Man on Wire – Review

by Ken B.

By 1974, the then-new Twin Towers in New York gained attention when Philippe Petit (1949 – present), a French daredevil, walked on tightrope between the towers – eight consecutive times. Watching it, I was reminded of the documentaries produced for the Discovery or History Channels (American documentary networks) – an event recalled through a combination of direct interviews, dramatizations, and archive footage. Directed by James Marsh, Man On Wire is captivatingly shot. The sequences of the actual crossing are absolutely fantastic. There’s something absolutely compelling about this one, keeping you engaged for all 94 minutes.

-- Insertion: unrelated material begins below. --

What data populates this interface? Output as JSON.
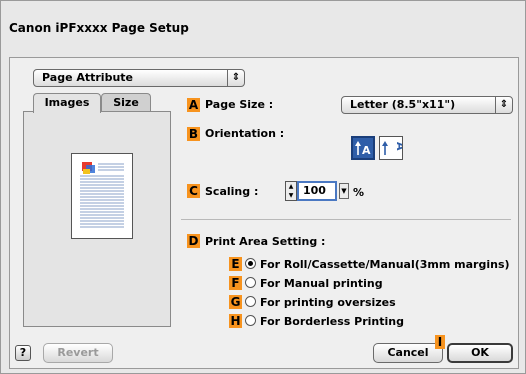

Petit is shown as the anti-hero – he’s our protagonist, regularly putting his life on the line with no real payoff. When he speaks to us, it’s clear Petit believes in what he does. Combined with recollections from his companions on this mission, a near complete record of the day is available for public consumption. I’d say it’s a good half hour of movie passed before it dawned on me – “Wow, he’s going to walk on a tightrope between buildings a half mile high…”. Additionally, it’s worth admiring the architecture of the towers against the adjacent streets, something that is obviously no longer possible.

This is an accessible, polished piece of award pressed filmmaking about interesting people involved in a fascinating event. While undoubtedly meant to be exhibited with a large crowd on a giant screen, viewing it alone on a moderately sized TV still provides a satisfying return. Ultimately, however, this may be what some refer to as a “Gandhi movie” : a movie that is seemingly screamed as required viewing for self-respecting moviegoers over and over again, and is quite remarkable, but there’s no conceivable reason that you’d have the momentum to revisit it. Man on Wire is just that kind of film.

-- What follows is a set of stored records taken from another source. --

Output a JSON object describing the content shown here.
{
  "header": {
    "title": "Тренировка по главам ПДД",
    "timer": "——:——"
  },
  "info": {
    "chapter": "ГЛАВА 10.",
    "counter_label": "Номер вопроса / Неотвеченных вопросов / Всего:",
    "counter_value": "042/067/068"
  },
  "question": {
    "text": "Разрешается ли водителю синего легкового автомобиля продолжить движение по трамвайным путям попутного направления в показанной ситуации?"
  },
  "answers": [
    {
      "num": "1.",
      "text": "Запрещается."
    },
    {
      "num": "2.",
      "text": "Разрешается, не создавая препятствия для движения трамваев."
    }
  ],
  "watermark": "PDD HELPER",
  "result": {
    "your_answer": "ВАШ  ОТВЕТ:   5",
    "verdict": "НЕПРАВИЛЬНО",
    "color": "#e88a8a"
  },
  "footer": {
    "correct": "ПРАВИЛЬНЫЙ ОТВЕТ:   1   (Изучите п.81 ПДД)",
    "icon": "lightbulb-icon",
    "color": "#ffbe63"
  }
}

However, it must be emphasized that this is well worth the initial viewing.  If you’re going to find out about a new person, why not have it be someone that embarks on these kinds of endeavors? I doubt most know one like this in their actual personal life.

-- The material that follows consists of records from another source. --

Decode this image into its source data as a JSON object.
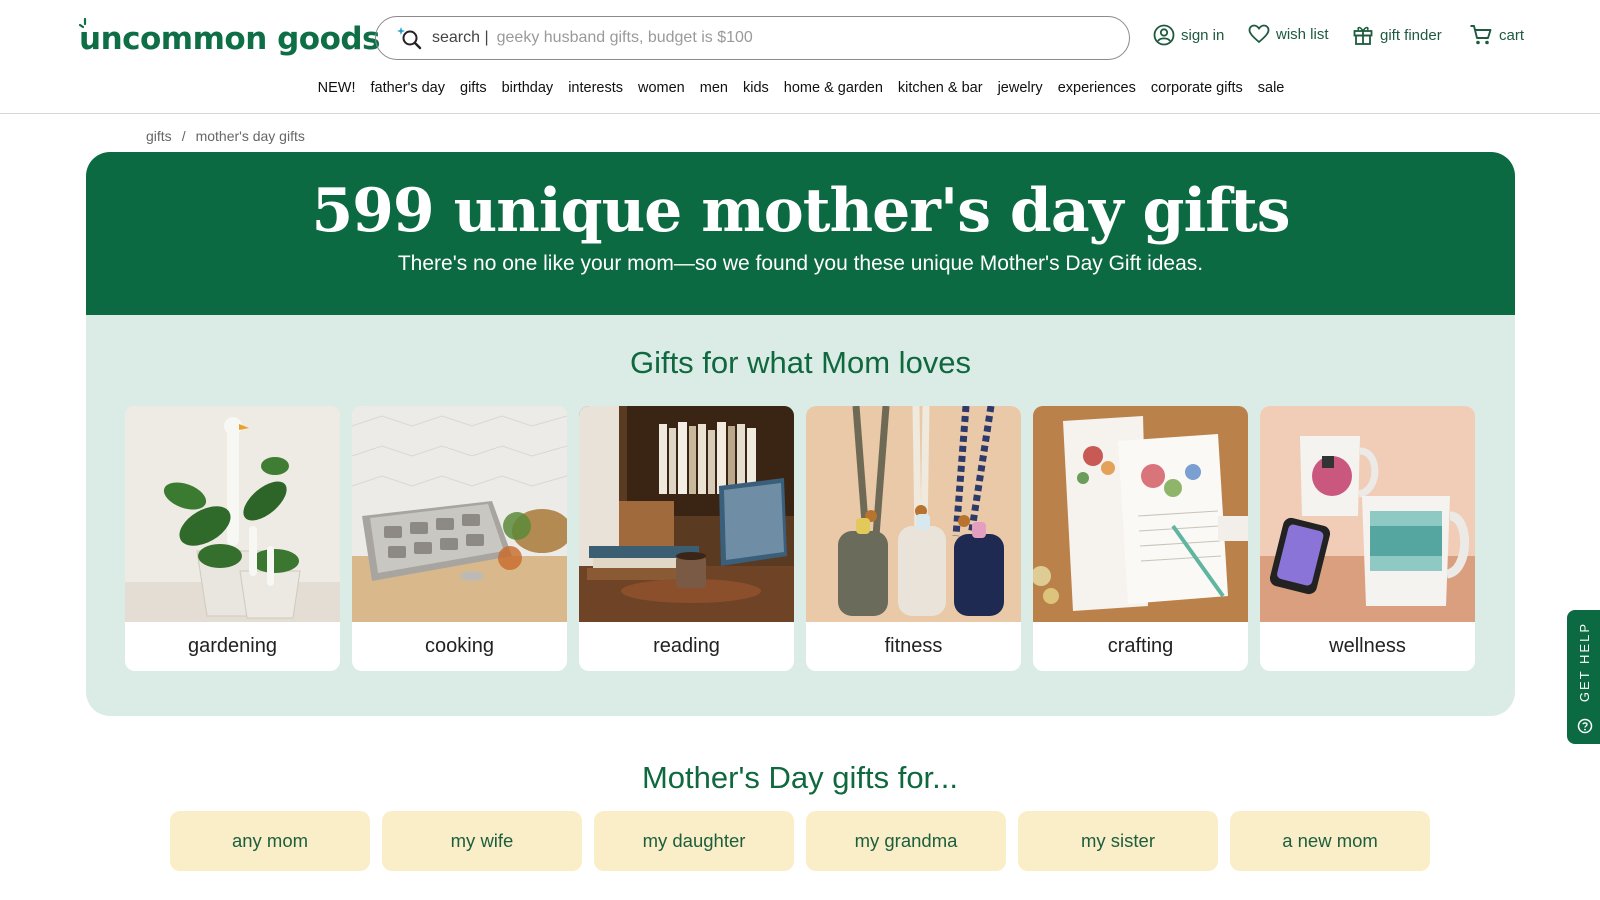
{
  "brand": {
    "logo_text": "uncommon goods",
    "accent": "#0b6a41",
    "text_green": "#10683f",
    "pill_color": "#faeec9",
    "band_color": "#dbece6"
  },
  "header": {
    "search": {
      "prefix": "search |",
      "placeholder": "geeky husband gifts, budget is $100",
      "icon": "sparkle-search-icon"
    },
    "utilities": [
      {
        "label": "sign in",
        "icon": "user-circle-icon"
      },
      {
        "label": "wish list",
        "icon": "heart-icon"
      },
      {
        "label": "gift finder",
        "icon": "gift-icon"
      },
      {
        "label": "cart",
        "icon": "cart-icon"
      }
    ]
  },
  "nav": [
    "NEW!",
    "father's day",
    "gifts",
    "birthday",
    "interests",
    "women",
    "men",
    "kids",
    "home & garden",
    "kitchen & bar",
    "jewelry",
    "experiences",
    "corporate gifts",
    "sale"
  ],
  "breadcrumb": {
    "items": [
      "gifts",
      "mother's day gifts"
    ],
    "separator": "/"
  },
  "hero": {
    "title": "599 unique mother's day gifts",
    "subtitle": "There's no one like your mom—so we found you these unique Mother's Day Gift ideas."
  },
  "loves": {
    "heading": "Gifts for what Mom loves",
    "cards": [
      {
        "label": "gardening"
      },
      {
        "label": "cooking"
      },
      {
        "label": "reading"
      },
      {
        "label": "fitness"
      },
      {
        "label": "crafting"
      },
      {
        "label": "wellness"
      }
    ]
  },
  "gifts_for": {
    "heading": "Mother's Day gifts for...",
    "pills": [
      "any mom",
      "my wife",
      "my daughter",
      "my grandma",
      "my sister",
      "a new mom"
    ]
  },
  "help_tab": {
    "label": "GET HELP",
    "icon": "question-circle-icon"
  }
}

What may be the most striking about Petit’s memories concerning this is his passive nature regarding the entire event. The most concentrated version of the mindset in which he occupied was the uttering of the statement “If I die, what a beautiful death!” When the closing credits wrap up, ending Man on Wire, viewers will inevitably leave with one of two mental expressions – “Wow – what a brave guy”, or “Wow – what a mindless idiot”. Regardless of your opinion on Petit, you will most likely be impressed by this excellent documentary on the man.